The survival of unity in any regime or institution that relies on the transfer of power of offices via balloting elections depends on there being confidence in the will of the voting public, such as it is. If we believe that our minority position can be reversed through our successful efforts in persuading others that their interests can best be met by our proposals and that our principles are in alignment, then any electoral loss can be viewed as temporary and reversible and therefore not worth breaking up the unity of our organizations in order to gain or preserve power. This trust is not always present in either nations or institutions, but where it is present, institutions can preserve their unity. When this trust is lacking, though, it is not always clear how it is to be gained.

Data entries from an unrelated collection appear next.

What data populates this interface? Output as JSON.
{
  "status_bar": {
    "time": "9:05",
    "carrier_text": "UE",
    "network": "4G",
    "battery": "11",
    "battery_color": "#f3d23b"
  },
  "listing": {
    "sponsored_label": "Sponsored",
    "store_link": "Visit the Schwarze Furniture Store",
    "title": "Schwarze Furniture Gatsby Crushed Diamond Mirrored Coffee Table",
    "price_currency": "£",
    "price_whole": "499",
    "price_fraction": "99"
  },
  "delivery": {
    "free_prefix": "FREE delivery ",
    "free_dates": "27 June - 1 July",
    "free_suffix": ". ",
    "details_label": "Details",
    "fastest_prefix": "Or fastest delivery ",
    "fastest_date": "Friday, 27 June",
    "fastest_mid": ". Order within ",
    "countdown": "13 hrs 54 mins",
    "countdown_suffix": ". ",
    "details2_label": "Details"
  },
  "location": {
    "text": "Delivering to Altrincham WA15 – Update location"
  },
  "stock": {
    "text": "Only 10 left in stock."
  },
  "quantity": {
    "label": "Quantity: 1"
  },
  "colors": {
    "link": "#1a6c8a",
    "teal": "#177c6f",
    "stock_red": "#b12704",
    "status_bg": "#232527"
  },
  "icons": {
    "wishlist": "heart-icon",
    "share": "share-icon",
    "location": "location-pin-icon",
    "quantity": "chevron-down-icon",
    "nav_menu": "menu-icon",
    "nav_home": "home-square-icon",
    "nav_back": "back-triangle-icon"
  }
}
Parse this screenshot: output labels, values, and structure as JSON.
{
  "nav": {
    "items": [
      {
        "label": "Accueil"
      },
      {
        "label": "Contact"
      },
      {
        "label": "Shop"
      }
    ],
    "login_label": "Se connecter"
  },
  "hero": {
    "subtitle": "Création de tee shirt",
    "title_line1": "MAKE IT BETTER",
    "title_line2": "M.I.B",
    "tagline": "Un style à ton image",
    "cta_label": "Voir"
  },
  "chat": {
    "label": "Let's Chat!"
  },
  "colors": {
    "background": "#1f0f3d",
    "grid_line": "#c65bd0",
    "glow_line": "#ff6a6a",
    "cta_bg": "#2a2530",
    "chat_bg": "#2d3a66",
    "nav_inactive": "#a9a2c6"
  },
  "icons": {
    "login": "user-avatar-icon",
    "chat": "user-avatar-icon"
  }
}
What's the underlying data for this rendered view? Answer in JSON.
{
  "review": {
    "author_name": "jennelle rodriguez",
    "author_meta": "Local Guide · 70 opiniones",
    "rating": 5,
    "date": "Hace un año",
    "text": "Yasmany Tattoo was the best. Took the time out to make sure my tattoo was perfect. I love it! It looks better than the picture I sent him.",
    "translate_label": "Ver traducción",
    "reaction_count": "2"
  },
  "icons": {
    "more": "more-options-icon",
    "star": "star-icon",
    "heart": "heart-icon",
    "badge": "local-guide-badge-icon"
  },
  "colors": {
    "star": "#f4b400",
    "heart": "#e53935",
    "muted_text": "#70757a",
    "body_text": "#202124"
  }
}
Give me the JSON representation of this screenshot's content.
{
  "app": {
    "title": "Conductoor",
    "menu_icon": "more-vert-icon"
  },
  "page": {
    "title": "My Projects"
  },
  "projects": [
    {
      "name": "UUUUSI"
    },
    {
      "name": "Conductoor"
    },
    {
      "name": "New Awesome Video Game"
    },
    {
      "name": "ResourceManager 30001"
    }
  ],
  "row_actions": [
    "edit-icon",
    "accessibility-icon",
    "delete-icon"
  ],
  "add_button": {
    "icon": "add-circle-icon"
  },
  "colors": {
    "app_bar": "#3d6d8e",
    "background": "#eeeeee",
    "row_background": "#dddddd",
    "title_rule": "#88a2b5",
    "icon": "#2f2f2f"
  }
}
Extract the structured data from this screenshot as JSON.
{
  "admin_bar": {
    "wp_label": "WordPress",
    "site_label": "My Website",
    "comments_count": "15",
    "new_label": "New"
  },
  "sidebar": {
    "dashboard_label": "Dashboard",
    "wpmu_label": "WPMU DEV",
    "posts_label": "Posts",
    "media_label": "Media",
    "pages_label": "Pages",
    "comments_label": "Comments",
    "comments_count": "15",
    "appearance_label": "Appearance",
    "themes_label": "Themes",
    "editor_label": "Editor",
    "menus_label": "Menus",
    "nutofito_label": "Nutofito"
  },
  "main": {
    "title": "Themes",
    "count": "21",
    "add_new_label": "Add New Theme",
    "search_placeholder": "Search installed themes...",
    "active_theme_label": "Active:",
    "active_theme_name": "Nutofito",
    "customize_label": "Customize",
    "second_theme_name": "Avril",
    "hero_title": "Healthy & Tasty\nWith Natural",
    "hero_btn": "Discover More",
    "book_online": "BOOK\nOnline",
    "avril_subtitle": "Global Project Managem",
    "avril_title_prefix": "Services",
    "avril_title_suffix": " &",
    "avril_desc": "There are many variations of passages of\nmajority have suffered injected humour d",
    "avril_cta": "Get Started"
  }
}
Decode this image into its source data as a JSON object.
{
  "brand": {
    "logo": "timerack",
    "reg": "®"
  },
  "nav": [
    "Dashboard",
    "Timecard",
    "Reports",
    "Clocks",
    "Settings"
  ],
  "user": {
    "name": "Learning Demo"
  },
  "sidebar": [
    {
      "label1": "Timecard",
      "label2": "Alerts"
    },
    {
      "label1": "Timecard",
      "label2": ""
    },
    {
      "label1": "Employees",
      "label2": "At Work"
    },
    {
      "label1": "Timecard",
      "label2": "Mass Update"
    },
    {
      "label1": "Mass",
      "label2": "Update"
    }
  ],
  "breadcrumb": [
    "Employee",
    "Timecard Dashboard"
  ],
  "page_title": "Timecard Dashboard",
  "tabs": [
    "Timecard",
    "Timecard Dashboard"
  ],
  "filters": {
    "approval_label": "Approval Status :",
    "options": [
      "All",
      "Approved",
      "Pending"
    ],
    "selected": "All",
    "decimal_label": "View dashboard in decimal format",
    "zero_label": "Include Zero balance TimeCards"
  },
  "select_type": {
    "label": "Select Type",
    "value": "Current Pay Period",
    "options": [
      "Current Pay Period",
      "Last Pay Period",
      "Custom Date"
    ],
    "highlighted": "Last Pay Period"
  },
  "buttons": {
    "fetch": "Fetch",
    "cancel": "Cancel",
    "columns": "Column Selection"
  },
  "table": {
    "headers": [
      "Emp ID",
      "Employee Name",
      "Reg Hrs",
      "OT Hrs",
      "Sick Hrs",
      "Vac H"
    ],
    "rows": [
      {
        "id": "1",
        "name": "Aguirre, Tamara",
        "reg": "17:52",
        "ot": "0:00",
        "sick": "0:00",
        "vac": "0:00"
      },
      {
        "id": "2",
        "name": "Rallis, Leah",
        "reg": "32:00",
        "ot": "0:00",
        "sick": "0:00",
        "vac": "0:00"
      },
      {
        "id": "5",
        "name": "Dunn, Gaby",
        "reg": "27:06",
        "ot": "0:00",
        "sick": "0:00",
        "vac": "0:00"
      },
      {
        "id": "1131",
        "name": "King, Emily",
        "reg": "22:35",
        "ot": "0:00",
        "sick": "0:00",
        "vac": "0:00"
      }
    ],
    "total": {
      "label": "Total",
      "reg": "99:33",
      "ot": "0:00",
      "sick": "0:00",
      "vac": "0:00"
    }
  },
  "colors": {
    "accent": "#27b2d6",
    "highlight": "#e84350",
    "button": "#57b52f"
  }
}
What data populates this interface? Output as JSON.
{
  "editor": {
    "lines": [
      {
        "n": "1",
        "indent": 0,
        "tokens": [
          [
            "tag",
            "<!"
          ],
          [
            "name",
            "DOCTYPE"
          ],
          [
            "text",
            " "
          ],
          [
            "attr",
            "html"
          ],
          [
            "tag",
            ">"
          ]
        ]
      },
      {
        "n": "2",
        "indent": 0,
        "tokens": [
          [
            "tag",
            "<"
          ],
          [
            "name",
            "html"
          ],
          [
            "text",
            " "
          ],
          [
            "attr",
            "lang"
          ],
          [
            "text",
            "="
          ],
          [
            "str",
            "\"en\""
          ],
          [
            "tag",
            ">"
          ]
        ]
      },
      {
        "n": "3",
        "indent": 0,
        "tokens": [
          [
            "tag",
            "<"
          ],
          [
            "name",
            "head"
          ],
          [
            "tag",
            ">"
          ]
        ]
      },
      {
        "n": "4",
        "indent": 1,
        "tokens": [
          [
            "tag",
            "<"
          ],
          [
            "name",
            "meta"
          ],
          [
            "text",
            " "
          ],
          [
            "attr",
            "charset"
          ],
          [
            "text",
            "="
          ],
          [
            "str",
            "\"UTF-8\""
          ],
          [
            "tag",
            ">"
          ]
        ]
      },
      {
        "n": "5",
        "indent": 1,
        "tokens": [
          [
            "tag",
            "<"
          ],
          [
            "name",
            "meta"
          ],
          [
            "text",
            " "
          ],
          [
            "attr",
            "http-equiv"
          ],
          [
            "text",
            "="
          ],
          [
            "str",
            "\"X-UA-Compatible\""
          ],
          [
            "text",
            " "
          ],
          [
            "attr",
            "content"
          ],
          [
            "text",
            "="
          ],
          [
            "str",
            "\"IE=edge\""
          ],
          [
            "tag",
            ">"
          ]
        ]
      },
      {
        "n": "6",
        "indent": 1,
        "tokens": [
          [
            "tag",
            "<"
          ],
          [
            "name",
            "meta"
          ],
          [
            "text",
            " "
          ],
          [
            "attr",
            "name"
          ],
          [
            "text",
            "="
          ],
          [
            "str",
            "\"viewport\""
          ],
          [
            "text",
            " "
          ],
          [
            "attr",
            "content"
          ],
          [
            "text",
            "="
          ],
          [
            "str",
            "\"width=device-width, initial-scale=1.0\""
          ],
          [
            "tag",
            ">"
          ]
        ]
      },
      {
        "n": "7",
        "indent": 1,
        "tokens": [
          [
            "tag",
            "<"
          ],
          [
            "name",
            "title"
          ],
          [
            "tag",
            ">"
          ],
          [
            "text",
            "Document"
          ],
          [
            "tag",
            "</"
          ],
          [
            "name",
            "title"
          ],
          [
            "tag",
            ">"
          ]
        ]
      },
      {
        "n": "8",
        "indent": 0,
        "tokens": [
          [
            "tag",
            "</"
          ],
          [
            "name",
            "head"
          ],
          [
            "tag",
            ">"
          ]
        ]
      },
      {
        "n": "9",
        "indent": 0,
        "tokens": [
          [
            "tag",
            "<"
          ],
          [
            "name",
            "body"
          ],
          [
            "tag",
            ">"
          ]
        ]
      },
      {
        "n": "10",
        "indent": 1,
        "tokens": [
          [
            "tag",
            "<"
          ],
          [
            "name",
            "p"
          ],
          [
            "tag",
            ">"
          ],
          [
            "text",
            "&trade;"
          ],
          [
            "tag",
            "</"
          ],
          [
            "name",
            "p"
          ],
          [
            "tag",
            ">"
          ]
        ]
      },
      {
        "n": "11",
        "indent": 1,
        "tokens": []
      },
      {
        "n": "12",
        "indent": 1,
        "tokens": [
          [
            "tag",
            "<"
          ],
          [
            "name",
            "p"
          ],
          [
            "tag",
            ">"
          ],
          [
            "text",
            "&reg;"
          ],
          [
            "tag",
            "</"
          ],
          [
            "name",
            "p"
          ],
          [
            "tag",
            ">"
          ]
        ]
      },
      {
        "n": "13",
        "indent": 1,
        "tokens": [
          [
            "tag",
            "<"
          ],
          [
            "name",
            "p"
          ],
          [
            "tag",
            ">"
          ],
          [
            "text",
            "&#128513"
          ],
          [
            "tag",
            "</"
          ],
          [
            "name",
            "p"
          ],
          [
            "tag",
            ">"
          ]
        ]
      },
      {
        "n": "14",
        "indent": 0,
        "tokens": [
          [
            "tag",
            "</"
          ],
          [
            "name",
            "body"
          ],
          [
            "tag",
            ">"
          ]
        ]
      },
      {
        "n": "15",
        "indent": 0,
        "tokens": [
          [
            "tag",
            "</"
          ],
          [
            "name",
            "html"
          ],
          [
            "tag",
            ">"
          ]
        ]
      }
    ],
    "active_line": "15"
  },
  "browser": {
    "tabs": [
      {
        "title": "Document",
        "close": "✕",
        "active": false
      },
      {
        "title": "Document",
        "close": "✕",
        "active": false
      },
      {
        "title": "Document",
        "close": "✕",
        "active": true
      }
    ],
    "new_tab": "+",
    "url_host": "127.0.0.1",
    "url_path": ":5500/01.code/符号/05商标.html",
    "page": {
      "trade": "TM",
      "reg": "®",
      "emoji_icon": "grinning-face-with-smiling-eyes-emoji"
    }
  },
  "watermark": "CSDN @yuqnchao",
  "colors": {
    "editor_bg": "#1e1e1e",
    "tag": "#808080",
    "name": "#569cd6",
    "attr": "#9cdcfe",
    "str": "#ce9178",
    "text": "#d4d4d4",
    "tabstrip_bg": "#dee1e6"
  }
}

After all, if we are unscrupulous and unjust people ourselves, we will assume others to be likewise. Also, if we have little faith that our opponents and rivals and enemies are people of principle, we will likewise not be willing to trust their willingness to avoid using power to punish political opposition and thus behave corruptly. It is hard to be just in power when one wants to use one’s power to deal with political problems, and it is hard to deal with the injustice of authorities when you think you and your party deserve power more than those who are currently in office. Yet to the extent that we are fair and just ourselves when we have power and are able to endure the slights and disappointments of temporary electoral defeats, we are the better for being in institutions where there is trust that power can be transferred in an orderly fashion and where no loss is permanent or irreversible, because it is only such institutions that can manage to endure the threats to unity that always exist between competing agendas and philosophies without the exercise of tyrannical restraints upon freedom by those in authority.
Do we deserve to live in free institutions? That is a question without an easy or an obvious answer. To live in free institutions requires a great deal of us. It requires that we practice restraint so that we do not abuse our freedom to exploit and take advantage of others when we have the power to. If we cannot be trusted to refrain from doing harm when we have the ability and frequently the desire to do so, then we will not be trusted with freedom or with power and we will be judged for the abuse we have committed against others. Yet if we cannot trust others to rule over us with restraint we will not be able to deal with them over us as well, with the result of the fragmentation of institutions and the breakup of any group larger than those few people we can trust. If our present world gives us any indication, it is that a lack of trust in institutions and the people in them is widespread to the point where we cannot trust others of other generations, other political parties, other genders, other races, other social classes, other educational backgrounds, and so on and so forth. At some point we will reach the point where we will only be able to trust ourselves and our hopes for unity of any kind will be just about nonexistent. Those days may not be far off.